How does this compare?

``````@btime LinAlg.generic_lufact!(copy(a), Val{true}) \ b
``````

Try on nightly or rc2, there was a little issue with ccall lowering that Jeff just fixed.

Doing it this way

``````@btime LinAlg.generic_lufact!(copy(a), Val{true}) \ b
``````

v0.5 is 3x slower and v0.6 is 2-3x faster; they have about the same run-time. I never got through the larger matrix test; it was taking too long.

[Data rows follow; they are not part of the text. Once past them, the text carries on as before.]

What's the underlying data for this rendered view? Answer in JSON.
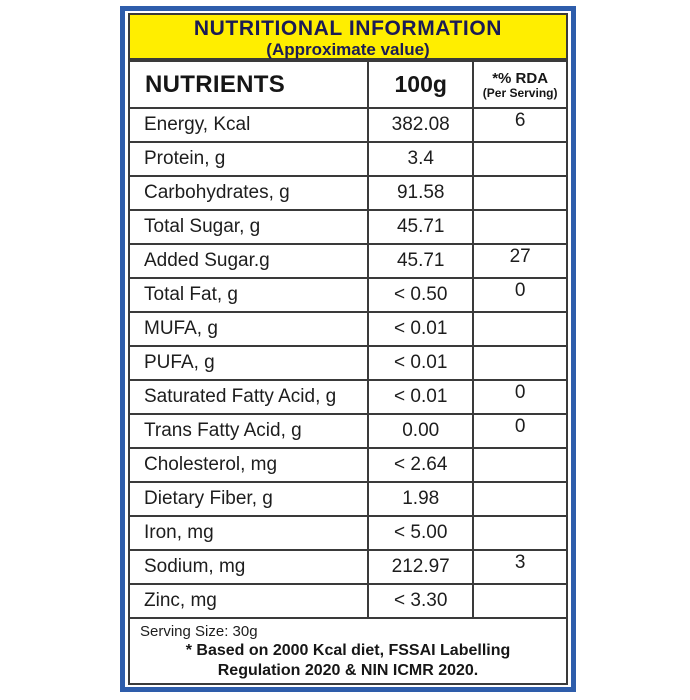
{
  "header": {
    "title": "NUTRITIONAL INFORMATION",
    "subtitle": "(Approximate value)"
  },
  "table": {
    "columns": {
      "nutrients": "NUTRIENTS",
      "amount": "100g",
      "rda_line1": "*% RDA",
      "rda_line2": "(Per Serving)"
    },
    "rows": [
      {
        "nutrient": "Energy, Kcal",
        "amount": "382.08",
        "rda": "6"
      },
      {
        "nutrient": "Protein, g",
        "amount": "3.4",
        "rda": ""
      },
      {
        "nutrient": "Carbohydrates, g",
        "amount": "91.58",
        "rda": ""
      },
      {
        "nutrient": "Total Sugar, g",
        "amount": "45.71",
        "rda": ""
      },
      {
        "nutrient": "Added Sugar.g",
        "amount": "45.71",
        "rda": "27"
      },
      {
        "nutrient": "Total Fat, g",
        "amount": "< 0.50",
        "rda": "0"
      },
      {
        "nutrient": "MUFA, g",
        "amount": "< 0.01",
        "rda": ""
      },
      {
        "nutrient": "PUFA, g",
        "amount": "< 0.01",
        "rda": ""
      },
      {
        "nutrient": "Saturated Fatty Acid, g",
        "amount": "< 0.01",
        "rda": "0"
      },
      {
        "nutrient": "Trans Fatty Acid, g",
        "amount": "0.00",
        "rda": "0"
      },
      {
        "nutrient": "Cholesterol, mg",
        "amount": "< 2.64",
        "rda": ""
      },
      {
        "nutrient": "Dietary Fiber, g",
        "amount": "1.98",
        "rda": ""
      },
      {
        "nutrient": "Iron, mg",
        "amount": "< 5.00",
        "rda": ""
      },
      {
        "nutrient": "Sodium, mg",
        "amount": "212.97",
        "rda": "3"
      },
      {
        "nutrient": "Zinc, mg",
        "amount": "< 3.30",
        "rda": ""
      }
    ]
  },
  "footer": {
    "serving_size": "Serving Size: 30g",
    "note_line1": "* Based on 2000 Kcal diet, FSSAI Labelling",
    "note_line2": "Regulation 2020 & NIN ICMR 2020."
  },
  "colors": {
    "frame_blue": "#2e5dab",
    "header_yellow": "#ffee00",
    "title_navy": "#1b1b55",
    "border_dark": "#3a3a3a"
  }
}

I tried rc2 – no improvement.

The fact that large matrices are faster and “small” matrices are slower (90 x 90 is way larger than the ccall overhead could explain for) strongly suggests there is a difference in the build configuration of the lapack library.

1 Like

For some reason, I didn’t get an email notification of your post. For what it’s worth, here’s my Make.user. There are no other configuration changes. I installed a second version of cygwin just for this build that has only the packages required.

``````XC_HOST = x86_64-w64-mingw32
USE_GPL_LIBS = 0
MARCH = native
``````

If someone can point me to the relevant file(s), I can poke around and maybe narrow the problem down.